Andreas Gursky 99 Cent chromogenic print face-mounted to acrylic 1999 |
Andreas Gursky 99 Cent installation view Museum Kunstpalast, Düsseldorf 2012 |
Howard Halle wrote a review called Photo-unrealism about the 1999 exhibition by German photographer Andreas Gursky at Matthew Marks Gallery in Manhattan. Parts of this review, quoted below, were reprinted in 2011 in PAINTING, an anthology published in the series Documents of Contemporary Art by Whitechapel Gallery.
"Gursky works slowly, producing no more than ten pictures a year. He uses the computer to composite multiple views of the same scene and to augment its colors. This would explain the implausibly deep focus and liquidy opalescence of 99 Cent, the show's Meisterstuck."
Andreas Gursky 99 Cent installation view 1999 |
"A nearly life-size picture of an American convenience store, 99 Cent has a vantage point that is high, like most of the images here; but it's not a God-like perspective or even the serene gaze from the balcony that Gursky often employs.
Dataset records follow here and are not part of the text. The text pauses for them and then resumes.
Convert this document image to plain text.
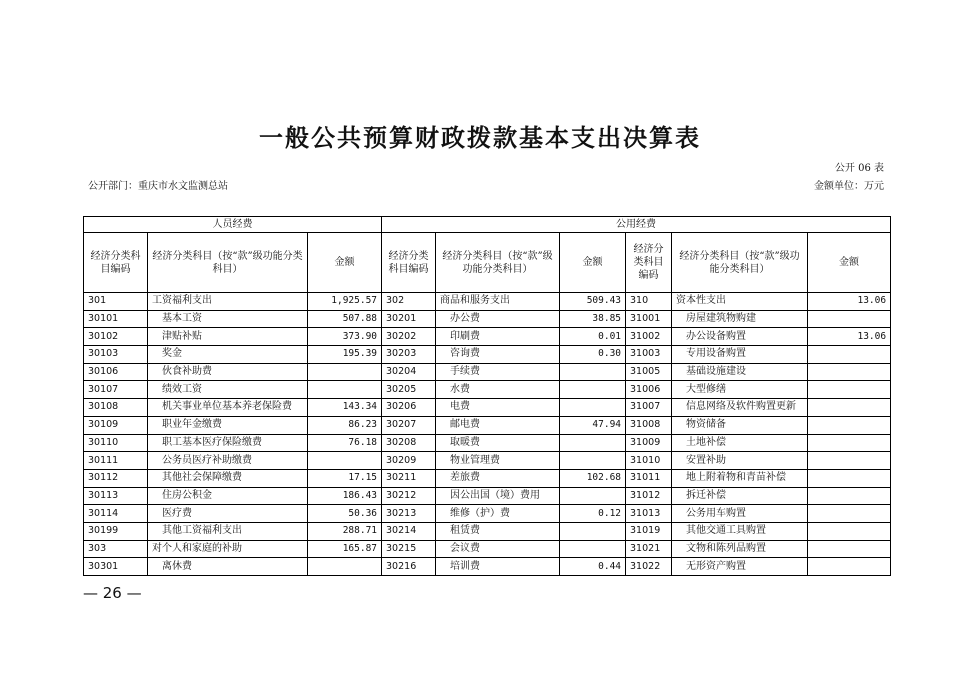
一般公共预算财政拨款基本支出决算表
公开 06 表
公开部门：重庆市水文监测总站	金额单位：万元
人员经费			公用经费					
经济分类科目编码	经济分类科目（按“款”级功能分类科目）	金额	经济分类科目编码	经济分类科目（按“款”级功能分类科目）	金额	经济分类科目编码	经济分类科目（按“款”级功能分类科目）	金额
301	工资福利支出	1,925.57	302	商品和服务支出	509.43	310	资本性支出	13.06
30101	基本工资	507.88	30201	办公费	38.85	31001	房屋建筑物购建	
30102	津贴补贴	373.90	30202	印刷费	0.01	31002	办公设备购置	13.06
30103	奖金	195.39	30203	咨询费	0.30	31003	专用设备购置	
30106	伙食补助费		30204	手续费		31005	基础设施建设	
30107	绩效工资		30205	水费		31006	大型修缮	
30108	机关事业单位基本养老保险费	143.34	30206	电费		31007	信息网络及软件购置更新	
30109	职业年金缴费	86.23	30207	邮电费	47.94	31008	物资储备	
30110	职工基本医疗保险缴费	76.18	30208	取暖费		31009	土地补偿	
30111	公务员医疗补助缴费		30209	物业管理费		31010	安置补助	
30112	其他社会保障缴费	17.15	30211	差旅费	102.68	31011	地上附着物和青苗补偿	
30113	住房公积金	186.43	30212	因公出国（境）费用		31012	拆迁补偿	
30114	医疗费	50.36	30213	维修（护）费	0.12	31013	公务用车购置	
30199	其他工资福利支出	288.71	30214	租赁费		31019	其他交通工具购置	
303	对个人和家庭的补助	165.87	30215	会议费		31021	文物和陈列品购置	
30301	离休费		30216	培训费	0.44	31022	无形资产购置	
— 26 —
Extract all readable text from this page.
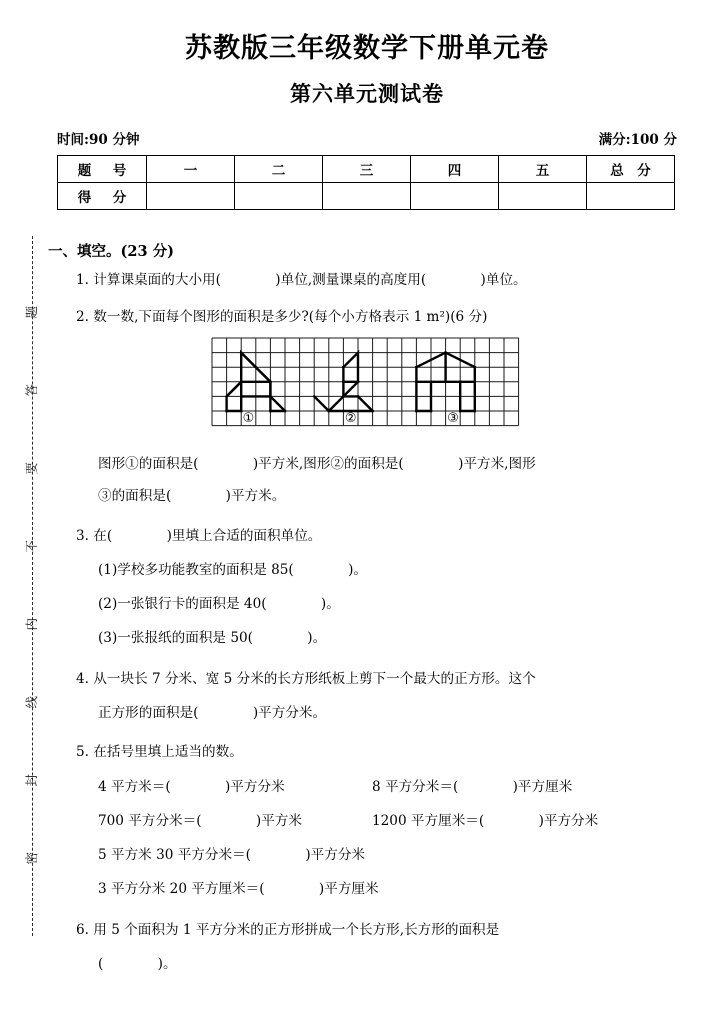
题
答
要
不
内
线
封
密
苏教版三年级数学下册单元卷
第六单元测试卷
时间:90 分钟	满分:100 分
题　号	一	二	三	四	五	总　分
得　分						
一、填空。(23 分)
1. 计算课桌面的大小用(　　　　)单位,测量课桌的高度用(　　　　)单位。
2. 数一数,下面每个图形的面积是多少?(每个小方格表示 1 m²)(6 分)
①	②	③
图形①的面积是(　　　　)平方米,图形②的面积是(　　　　)平方米,图形
③的面积是(　　　　)平方米。
3. 在(　　　　)里填上合适的面积单位。
(1)学校多功能教室的面积是 85(　　　　)。
(2)一张银行卡的面积是 40(　　　　)。
(3)一张报纸的面积是 50(　　　　)。
4. 从一块长 7 分米、宽 5 分米的长方形纸板上剪下一个最大的正方形。这个
正方形的面积是(　　　　)平方分米。
5. 在括号里填上适当的数。
4 平方米＝(　　　　)平方分米	8 平方分米＝(　　　　)平方厘米
700 平方分米＝(　　　　)平方米	1200 平方厘米＝(　　　　)平方分米
5 平方米 30 平方分米＝(　　　　)平方分米
3 平方分米 20 平方厘米＝(　　　　)平方厘米
6. 用 5 个面积为 1 平方分米的正方形拼成一个长方形,长方形的面积是
(　　　　)。
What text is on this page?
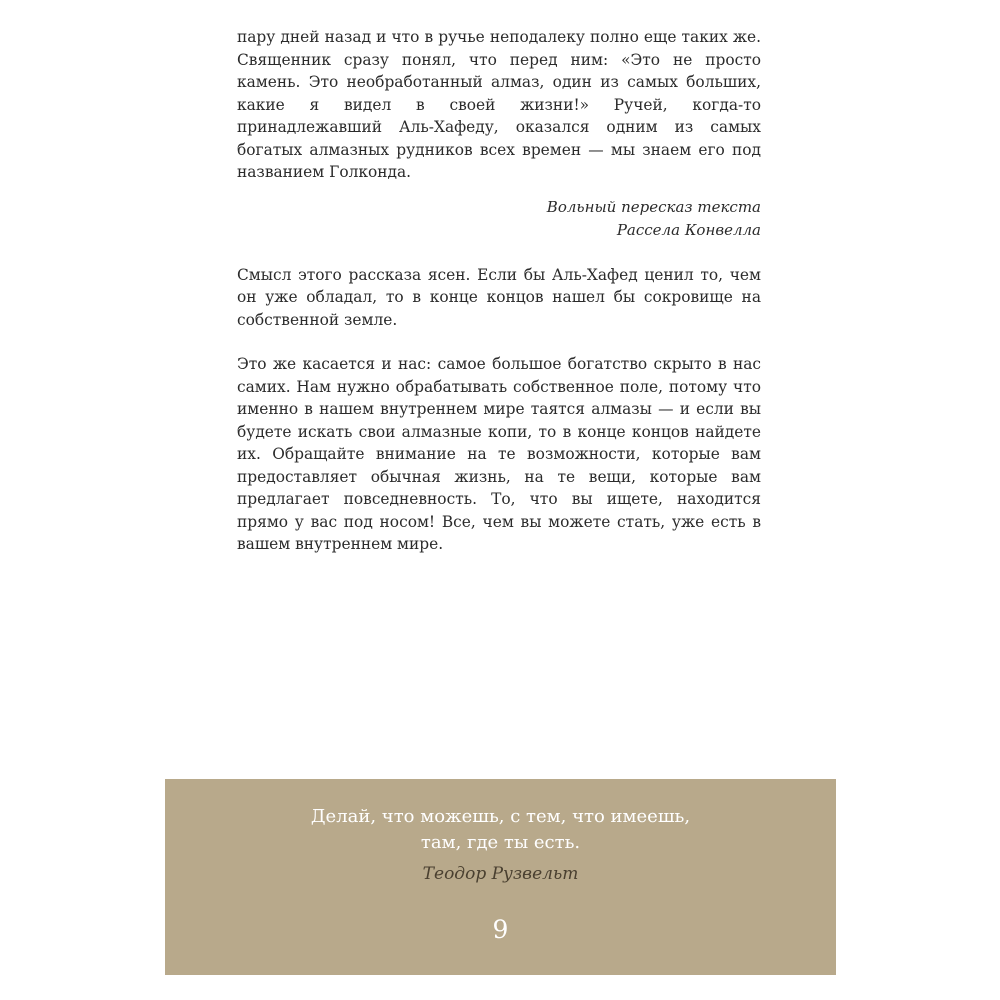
пару дней назад и что в ручье неподалеку полно еще таких же. Священник сразу понял, что перед ним: «Это не просто камень. Это необработанный алмаз, один из самых больших, какие я видел в своей жизни!» Ручей, когда-то принадлежавший Аль-Хафеду, оказался одним из самых богатых алмазных рудников всех времен — мы знаем его под названием Голконда.

Вольный пересказ текста
Рассела Конвелла

Смысл этого рассказа ясен. Если бы Аль-Хафед ценил то, чем он уже обладал, то в конце концов нашел бы сокровище на собственной земле.

Это же касается и нас: самое большое богатство скрыто в нас самих. Нам нужно обрабатывать собственное поле, потому что именно в нашем внутреннем мире таятся алмазы — и если вы будете искать свои алмазные копи, то в конце концов найдете их. Обращайте внимание на те возможности, которые вам предоставляет обычная жизнь, на те вещи, которые вам предлагает повседневность. То, что вы ищете, находится прямо у вас под носом! Все, чем вы можете стать, уже есть в вашем внутреннем мире.

Делай, что можешь, с тем, что имеешь,
там, где ты есть.

Теодор Рузвельт

9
It's more like your eyes are strangely level with the tops of the shelves, as if you'd suddenly floated off the floor. What you see is aisle after aisle of impossibly distant shoppers who go about their business amid a compartmentalized riot of packages separated by brand – Oreos, Fig Newtons, Nutter-Butters, etc. The colors and details seem as bright and clear in the background as in the foreground; but a closer inspection reveals that none of them are conventionally in focus. Making things seem even more unreal, the entire interior is softly reflected in the store's Mylar-faced ceiling."
Andreas Gursky Exhibition catalog Louisiana Museum of Modern Art (Denmark) published by Hatje Cantz, 2012 |
Andreas Gursky Prada II chromogenic print 1997 |
"But really, what does one make of Gursky's tour de force? The answer may lie in the references to Robert Musil (1880-1942), in both the blown-up text [from his novel The Man Without Qualities] hanging near 99 Cent and another passage from the same book, printed on the show's announcement card. Musil's story, which takes place in Vienna in 1913, revolves around a youngish aristocrat named Ulrich – an ex-soldier, seducer and scientist – who finds himself appointed to the committee in charge of the seventieth anniversary Jubilee of Emperor Franz Joseph's rule. Ulrich is socially ambitious, yet he is hampered by his own self-awareness, by his feeling of being an outsider looking in. The quotations Gursky selected are fraught with often contradictory disquisitions on the meaning, or order, of things (surely something that interests the artist); but what's truly telling is the book's setting: the year before the First World War destroys the Austro-Hungarian Empire and, with it, Ulrich's world. ... Gursky obviously identifies with Ulrich, the detached observer; but he also seems to suggest that, like Musil's protagonist, we are all bound to a historical interval. And it too shall pass."